Like these, but in more definite and far-reaching terms, the HarperCollins book departs from previous anthologies in a couple of important ways. One is the decision to omit entirely the older generation (i.e., Ezekiel, Ramanujan, Moraes, Jussawalla, Mehrotra, Patel, et al.) and concentrate instead on poets born between the early 1950s and the late 1980s, the declared start date being 1950, the year in which India became a republic. Such a shift forward in time makes this the first book-length anthology of Indian poetry in which women outnumber men (by forty-nine to thirty-six) and poets born or living abroad outnumber those based in India (by forty-six to thirty-nine).

Demographics aside, the mere juxtaposition of older and younger poets (with some of the former mentored by foundational figures such as Ezekiel or Moraes, and many of the latter forged in American academia) makes it futile to look for common thematic or stylistic patterns. As noted in the foreword, “The range of style, preoccupation, technique is vast, various and impressive.” For most poets, the only common denominator may be traced to their more or less definite Indian roots—a rather tenuous link, considered the subcontinent’s linguistic and cultural diversity, and one which may be mediated or superseded by more recent—and diverse—cultural layers (as in the case of David Dabydeen, who was born in Guyana, studied in England, writes poetry in English and Creole, and belongs more to the Caribbean than, strictly speaking, the Indian diaspora). Even so, these roots often prove to be tenacious and deep, intertwining with other threads of contemporary experience (not only diasporic or necessarily Indian) such as transculturation, delocalization, assimilation, and dissimulation to create a “staggeringly large and wide-ranging” breadth of subject matter and poetic concerns and styles. Sen’s own inquisitive range and acumen, both as poet and anthologist, help him capture such a “centrifugal, efferent, and expansive” reality in a sensible and stimulating compendium.
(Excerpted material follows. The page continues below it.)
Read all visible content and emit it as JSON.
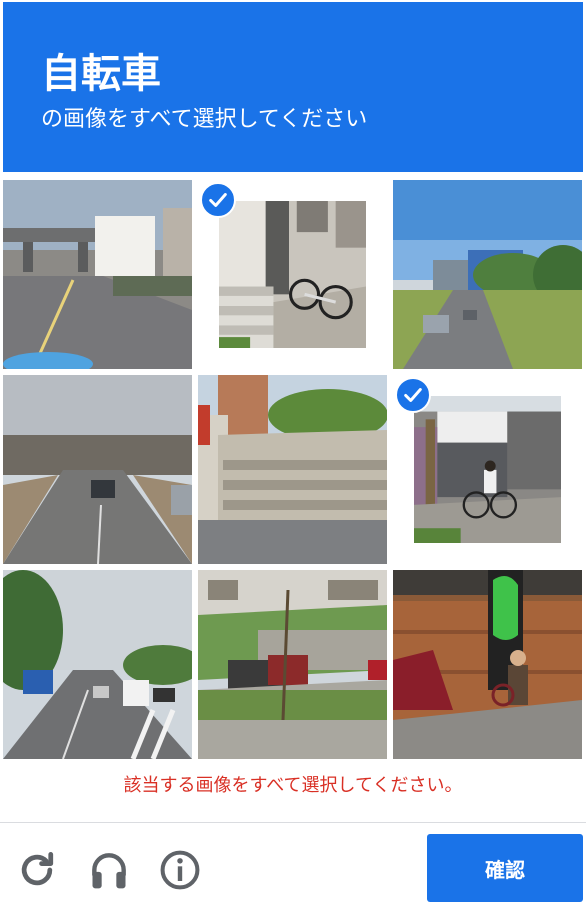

However, given the ample differential range mentioned above, it is difficult to see how these four hundred poems by eighty-five poets may reflect “a movement in new English poetry by Indians.” Indeed, a more rigorous critical approach would have resulted in a somewhat more focused yet equally representative selection (e.g., the inclusion of such poets as Bhisham Bherwani and Amit Majmudar would have counterbalanced the omission of a few less accomplished and interesting ones). At the same time, a higher degree of editorial accuracy (for example, by indicating the publishing sources of the poems, and by dating the collections listed in the biographical profiles) would have helped substantiate Sen’s claim that most poems were never published before. Lastly, and most puzzlingly, the lack of any Indian reference in the title of the collection raises a number of questions about the editorial or marketing decision to call this a “Book of English Poetry” when its avowed focus is obviously poets who are either Indian or of Indian descent.